The information retrieval community has recently witnessed a revolution due to large pretrained transformer models. Another key ingredient for this revolution was the MS MARCO dataset, whose scale and diversity has enabled zero-shot transfer learning to various tasks. However, not all IR tasks and domains can benefit from one single dataset equally. Extensive research in various NLP tasks has shown that using domain-specific training data, as opposed to a general-purpose one, improves the performance of neural models. In this work, we harness the few-shot capabilities of large pretrained language models as synthetic data generators for IR tasks. We show that models finetuned solely on our unsupervised dataset outperform strong baselines such as BM25 as well as recently proposed self-supervised dense retrieval methods. Furthermore, retrievers finetuned on both supervised and our synthetic data achieve better zero-shot transfer than models finetuned only on supervised data. Code, models, and data are available at https://github.com/zetaalphavector/inpars .

LLMs can be used with high performance on IR tasks, yet they are not widely used because of its high cost and latency. For instance, re-ranking 1000 documents of 250 tokens each would have costed 15 USD in Feb 2022.

This paper proposes how LLMs can be used in IR by using it to generate synthetic data that can then be used to fine-tune IR models.

They call their technique InPars to generate queries for a given document, using the MS MARCO dataset. The MS MARCO dataset is a large dataset from anonymized Bing search queries that comprises 500k pairs of queries and relevant documents.

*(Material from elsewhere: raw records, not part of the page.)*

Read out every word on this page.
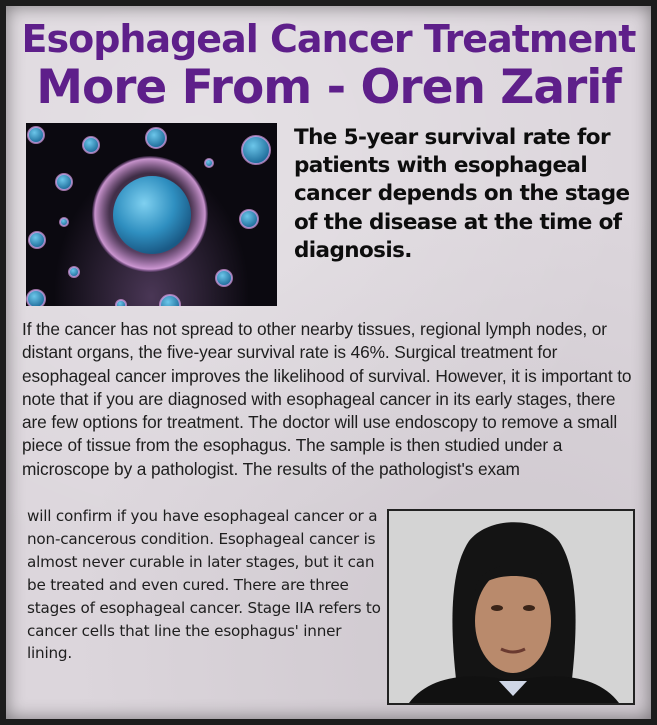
Esophageal Cancer Treatment
More From - Oren Zarif
The 5-year survival rate for patients with esophageal cancer depends on the stage of the disease at the time of diagnosis.
If the cancer has not spread to other nearby tissues, regional lymph nodes, or distant organs, the five-year survival rate is 46%. Surgical treatment for esophageal cancer improves the likelihood of survival. However, it is important to note that if you are diagnosed with esophageal cancer in its early stages, there are few options for treatment. The doctor will use endoscopy to remove a small piece of tissue from the esophagus. The sample is then studied under a microscope by a pathologist. The results of the pathologist's exam
will confirm if you have esophageal cancer or a non-cancerous condition. Esophageal cancer is almost never curable in later stages, but it can be treated and even cured. There are three stages of esophageal cancer. Stage IIA refers to cancer cells that line the esophagus' inner lining.
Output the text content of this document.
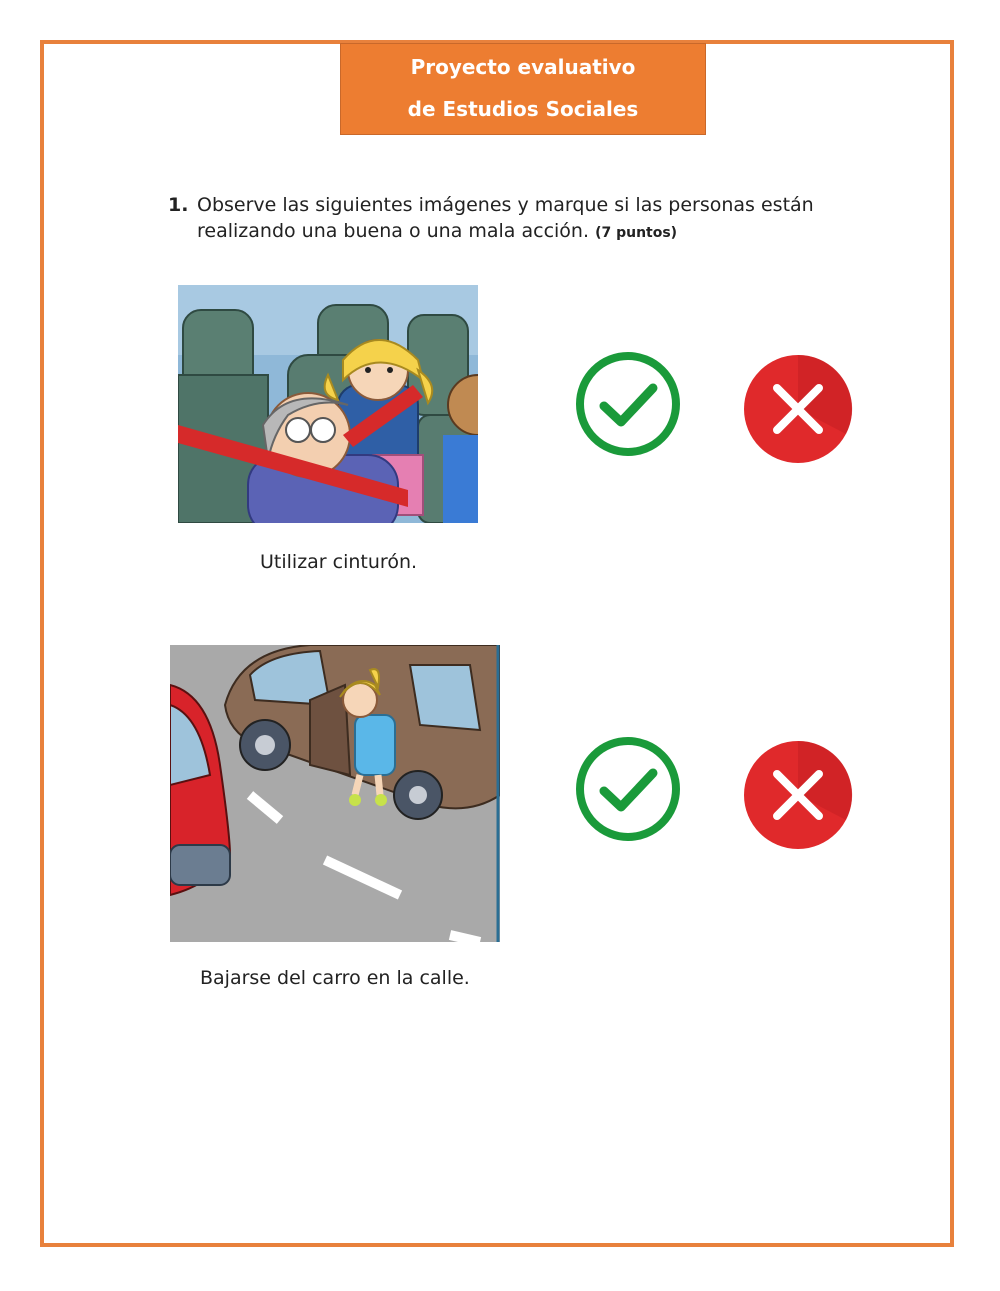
Proyecto evaluativo
de Estudios Sociales
1. Observe las siguientes imágenes y marque si las personas están realizando una buena o una mala acción. (7 puntos)
Utilizar cinturón.
Bajarse del carro en la calle.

The vanilla approach is just few-shot prompting, while the GBQ (Good-Bad Question) apporach works as follows:

The original query from the MS MARCO is now a “bad question”
An annotator manually writes a more complicated one that is more contextually aware, which is now a “good question”

Note that since the same few-shot examples can be used throughout to generate synthetic examples, this annotation is a one-time cost.

The GBQ approach is cited in some other IR papers on generating synthetic data.

Once many synthetic queries have been generated, they filtered it down to just the top \(k\) queries by query likelihood,

\[p_q=\frac{1}{|q|} \sum_{i=1}^{|q|} \log p\left(q_i \mid t, d, q_{<i}\right)\]

Most Glaring Deficiency

In their results table, it was unclear whether they were using the vanilla or GBQ generated queries. The criteria for “Good Questions” for the GBQ prompts also feel pretty subjective, and there was no scientific comparison between the vanilla and GBQ approach (they only mentioned “Preliminary experiments demonstrate that GBQ leads to better performance than the Vanilla prompt when used in combination with in-domain input documents”).

Conclusions for Future Work

Probably a pretty obvious paradigm these days, but training on synthetic data generated by LLMs can give good results as you can better control the structure and type of data that it generates to get exactly what you want.